MacOS keyboard shortcuts

Full manual here

In Finder:

Screenshot one window +Shift+4+Spacebar

Force quit an app +Shift+ESC


Terminal cheatsheet

Basic commands

ls _ _ _ List the normal files and folders in the current directory in condensed format
pwd _ _ _ Output the full path of the current working directory for this terminal
cd _ _ _ Change directory. When used by itself, it will change to your home directory
cd [FOLDER] _ _ _ Change current working directory to the desired [FOLDER]
cd .. _ _ _ Change your current working directory to the parent directory
cat [FILE] _ _ _ Output the contents of a [FILE] to the terminal
mkdir [FOLDER_NAME] _ _ _ Create (make) a new folder (directory) with the desired [FOLDER_NAME]. This occurs in your current working directory
cp [FILE] [DUPLICATE_FILE] _ _ _ Make a copy of a file
mv [FILE] [MOVED_FILE] _ _ _ Move files and folders. Can also rename files and folders
rm [FILE] _ _ _ (remove) Delete [FILE]
rm -r [FOLDER] _ _ _ Delete a [FOLDER] recursively (the folder and everything in it)


Start a web server with Python

Navigate to the folder that includes web content, ex: cd Desktop/neocities-e0x0e0

(Optional) Make sure we’re in the right folder with pwd, check content with ls and check content of each file if needed using cat.

Start the basic Python web server. Server port doesn’t need to be 8000, it can be anything.
python3 -m http.server 8000

Terminal will return something like:
Serving HTTP on 0.0.0.0 port 8000 (http://0.0.0.0:8000/)

Check your web content: Open up a browser and go to http:// localhost:8000

Stop the server: in Terminal press Cltr+C on keyboard.
Terminal will return:

^C
Keyboard interrupt received, exiting.

Painless method to convert PNG to ICNS

ICNS files are specific MacOS app icon files, because of course Apple have to make it super hard for anyone to change the icon of an app. Online converters are total shit, and all the Python scripts I found online didn't work for some reasons. This shell script is the fastest method (takes like half a second) and also the only thing that worked for me.

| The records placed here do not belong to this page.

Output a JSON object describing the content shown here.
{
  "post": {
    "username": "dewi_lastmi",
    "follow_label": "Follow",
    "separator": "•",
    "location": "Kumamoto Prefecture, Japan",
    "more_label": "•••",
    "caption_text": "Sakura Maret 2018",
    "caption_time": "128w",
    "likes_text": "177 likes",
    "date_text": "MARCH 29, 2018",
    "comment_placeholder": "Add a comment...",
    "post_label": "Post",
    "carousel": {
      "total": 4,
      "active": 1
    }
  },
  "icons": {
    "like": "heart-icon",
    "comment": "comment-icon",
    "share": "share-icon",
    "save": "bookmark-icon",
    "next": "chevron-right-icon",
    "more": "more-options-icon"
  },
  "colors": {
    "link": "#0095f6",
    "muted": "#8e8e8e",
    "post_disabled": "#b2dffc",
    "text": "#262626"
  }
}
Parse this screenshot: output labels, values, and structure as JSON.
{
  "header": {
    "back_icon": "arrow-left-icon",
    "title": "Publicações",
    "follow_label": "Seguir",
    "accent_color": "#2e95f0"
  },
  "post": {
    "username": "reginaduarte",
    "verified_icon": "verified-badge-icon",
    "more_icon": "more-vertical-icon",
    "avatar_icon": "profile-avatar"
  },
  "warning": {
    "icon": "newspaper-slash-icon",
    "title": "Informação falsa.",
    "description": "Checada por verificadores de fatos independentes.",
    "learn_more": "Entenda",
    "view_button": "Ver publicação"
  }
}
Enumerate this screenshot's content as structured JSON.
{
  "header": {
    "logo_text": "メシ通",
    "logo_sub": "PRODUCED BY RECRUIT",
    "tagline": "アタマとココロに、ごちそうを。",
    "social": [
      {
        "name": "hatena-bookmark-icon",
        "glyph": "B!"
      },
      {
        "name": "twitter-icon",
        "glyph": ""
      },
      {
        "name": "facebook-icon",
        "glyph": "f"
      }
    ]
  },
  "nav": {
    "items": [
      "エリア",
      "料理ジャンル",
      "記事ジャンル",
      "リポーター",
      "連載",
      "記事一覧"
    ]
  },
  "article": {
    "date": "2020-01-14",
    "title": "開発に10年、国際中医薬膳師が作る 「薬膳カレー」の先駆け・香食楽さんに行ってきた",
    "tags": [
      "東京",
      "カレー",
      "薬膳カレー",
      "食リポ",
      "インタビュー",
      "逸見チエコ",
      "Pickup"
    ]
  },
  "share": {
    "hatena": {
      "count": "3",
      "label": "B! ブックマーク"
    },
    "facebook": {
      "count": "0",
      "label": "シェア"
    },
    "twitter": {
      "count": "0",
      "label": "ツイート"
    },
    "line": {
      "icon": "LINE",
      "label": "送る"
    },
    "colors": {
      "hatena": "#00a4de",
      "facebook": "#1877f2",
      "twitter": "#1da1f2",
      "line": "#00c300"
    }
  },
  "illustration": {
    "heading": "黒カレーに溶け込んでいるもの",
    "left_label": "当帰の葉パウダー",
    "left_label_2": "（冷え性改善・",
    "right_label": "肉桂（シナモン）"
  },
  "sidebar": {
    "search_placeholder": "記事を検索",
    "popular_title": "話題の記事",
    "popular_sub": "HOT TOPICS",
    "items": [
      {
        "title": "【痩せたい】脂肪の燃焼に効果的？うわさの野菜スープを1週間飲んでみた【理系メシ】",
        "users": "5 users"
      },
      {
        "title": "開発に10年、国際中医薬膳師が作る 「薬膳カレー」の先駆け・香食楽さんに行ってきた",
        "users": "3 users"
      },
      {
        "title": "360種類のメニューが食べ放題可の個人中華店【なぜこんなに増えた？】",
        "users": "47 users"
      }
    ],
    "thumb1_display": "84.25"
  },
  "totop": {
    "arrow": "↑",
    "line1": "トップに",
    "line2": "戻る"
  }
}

Note: the size of the PNG doesn't need to be 1024px, it only needs to be >= 512px but as we're using sips to resize I'm just scaling it up to 1024px to prevent blurry downsizing.

Create file CreateICNS.src with the script:

mkdir MyIcon.iconset
sips -z 16 16     Icon1024.png --out MyIcon.iconset/icon_16x16.png
sips -z 32 32     Icon1024.png --out MyIcon.iconset/icon_16x16@2x.png
sips -z 32 32     Icon1024.png --out MyIcon.iconset/icon_32x32.png
sips -z 64 64     Icon1024.png --out MyIcon.iconset/icon_32x32@2x.png
sips -z 128 128   Icon1024.png --out MyIcon.iconset/icon_128x128.png
sips -z 256 256   Icon1024.png --out MyIcon.iconset/icon_128x128@2x.png
sips -z 256 256   Icon1024.png --out MyIcon.iconset/icon_256x256.png
sips -z 512 512   Icon1024.png --out MyIcon.iconset/icon_256x256@2x.png
sips -z 512 512   Icon1024.png --out MyIcon.iconset/icon_512x512.png
cp Icon1024.png MyIcon.iconset/icon_512x512@2x.png
iconutil -c icns MyIcon.iconset
rm -R MyIcon.iconset

Prepare your PNG: name it Icon1024.png, place it in the same directory as CreateICNS.src

On Terminal, navigate to the folder that contains both the script and image file. Ex: cd /Desktop

Type source CreateICNS.src

Ta-da. The MyIcon.icns file is now created in the same folder.